Ho, Nov. 26, GNA - Dr Bernard Glover, Managing Director of Hotel Cisneros at Sogakope on Tuesday recommended the formation of a Volta Region Tourism Development Company Limited (VRTDCL) as part of strategies to spearhead a more aggressive and businesslike approach to the sector's growth in the region.
He was delivering a paper on the tourism potentials of the region and the way forward, at a three-day Volta Regional Investment Conference at Ho under the theme: "Toward The Economic Development Of the Volta Region."
The conference was under the auspices of the Ministry of Trade, Industry and President's Special Initiative (PSI) and the Volta Regional Co-ordinating Council (VRCC).
Dr Glover said the Ghana Tourist Board (GTB) could have some shares in the company alongside financial institutions in and outside the region, as well as the District Assemblies, Rural Banks, Hotels and other identifiable business groups in the region.

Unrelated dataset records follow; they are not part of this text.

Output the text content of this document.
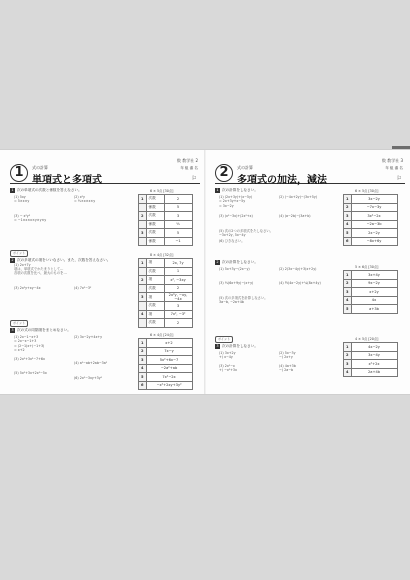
数 教学社 2
1	式の計算
単項式と多項式
年 組 番 名
⚐
1 次の単項式の次数と係数を答えなさい。
(1) 5xy
= 5×x×y
(3) − x²y³
= −1×x×x×y×y×y
(2) x²y
= ⅓×x×x×y
ポイント
2 次の多項式の項をいいなさい。また，次数を答えなさい。
(1) 2x+7y
項は，単項式でかたまりとして…
各項の次数を比べ，最大のものを…
(3) 2x²y+xy−4x	(4) 7x²−3²
ポイント
3 次の式の同類項をまとめなさい。
(1) 2x−1−x+3
= 2x−x−1+3
= (2−1)x+(−1+3)
= x+2
(3) 2x²+3x²−7+6x
(5) 5x²+3x+2x²−5x
(2) 3x−2y+4x+y
(4) a²−ab+2ab−3a²
(6) 2x²−3xy+3y²
6 × 5点 [30点]
1	次数	2
	係数	5
2	次数	3
	係数	⅓
3	次数	5
	係数	−1
8 × 4点 [32点]
1	項	2x, 7y
	次数	1
2	項	x², −3xy
	次数	2
3	項	2x²y, −xy, −4x
	次数	3
4	項	7x², −3²
	次数	2
6 × 4点 [24点]
1	x+2
2	7x−y
3	5x²+6x−7
4	−2a²+ab
5	7x²−2x
6	−x²+2xy+3y²
数 教学社 3
2	式の計算
多項式の加法，減法
年 組 番 名
⚐
1 次の計算をしなさい。
(1) (2x+3y)+(x−5y)
= 2x+3y+x−5y
= 3x−2y
(3) (x²−3x)+(2x²+x)
(5) 次の2つの多項式をたしなさい。
−3x+2y, 5x−4y
(6) ひきなさい。
(2) (−4x+2y)−(3x+5y)
(4) (a−2b)−(3a+b)
2 次の計算をしなさい。
(1) 5x+3y−(2x−y)
(3) ⅓(6x+9y)−(x+y)
(5) 次の多項式を計算しなさい。
3a−b, −2a+4b
(2) 2(3x−4y)+3(x+2y)
(4) ½(4x−2y)+¼(8x+4y)
ポイント
3 次の計算をしなさい。
(1) 3x+2y
+) x−4y
(3) 2x²−x
+) −x²+3x
(2) 5x−3y
−) 2x+y
(4) 4a+3b
−) 2a−b
6 × 5点 [30点]
1	3x−2y
2	−7x−3y
3	3x²−2x
4	−2a−3b
5	2x−2y
6	−8x+6y
5 × 6点 [30点]
1	3x+4y
2	9x−2y
3	x+2y
4	4x
5	a+3b
4 × 5点 [20点]
1	4x−2y
2	3x−4y
3	x²+2x
4	2a+4b
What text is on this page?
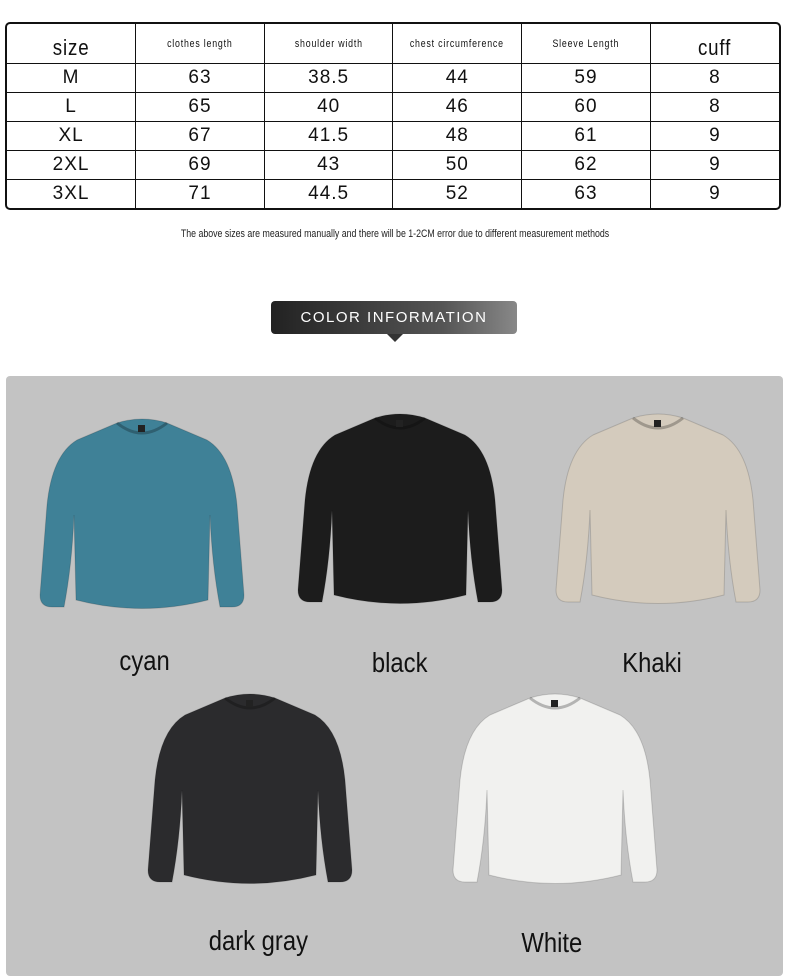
size	clothes length	shoulder width	chest circumference	Sleeve Length	cuff
M	63	38.5	44	59	8
L	65	40	46	60	8
XL	67	41.5	48	61	9
2XL	69	43	50	62	9
3XL	71	44.5	52	63	9
The above sizes are measured manually and there will be 1-2CM error due to different measurement methods
COLOR INFORMATION
cyan	black	Khaki
dark gray	White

He said after building a solid capital base, the proposed Company should zone major tourist attractions in the region for between two to five years in accordance with its own priority assessments and the "UNDP programme."
Dr Glover said the ground would then have been prepared to invite investors to either join and buy shares or take over such projects and effect modifications as they wished.
He said this would require attractive and aggressive marketing strategies by the Company to sell the region to the rest of the world by taking advantage of Information Communication Technology and the media both local and international.
Dr Glover, a former Executive Director of the GTB, said the proposed company could take the initiative to solve problems related to land acquisition and compensation and use it as equity in subsequent transactions.
He said prospective investors should be allowed to undertake to provide their own infrastructure such as power, so that reimbursement could be worked out in the form of direct deductions from rates payable.
Dr Glover said an "all-out travel agency should be developed to attract, convey and distribute tourists throughout the region".
"Training of tour guides, catering and restaurant staff must be addressed as a priority", as success or failure in the industry depends on the quality of service envisaged, he said.
Dr Glover, who detailed out the diverse tourist attractions in the region from Keta on the Coast to Kete-Krachi in the north, said the Volta Region was a "microcosm" of the country's diverse tourism potentials and a one-stop tourism spot for tourists who would want to sample the tourism beauty of the country without having to travel the length and breadth of the country.
"It is no fantasy, fiction nor propaganda to describe the Volta Region as a microcosm of tourism in Ghana. If you want to see all Ghana, then come to the Volta Region, the goldmine, which is waiting to be developed." Dr Glover said the government was incapable of developing such attractions and therefore tasked the private sector to take up the challenge.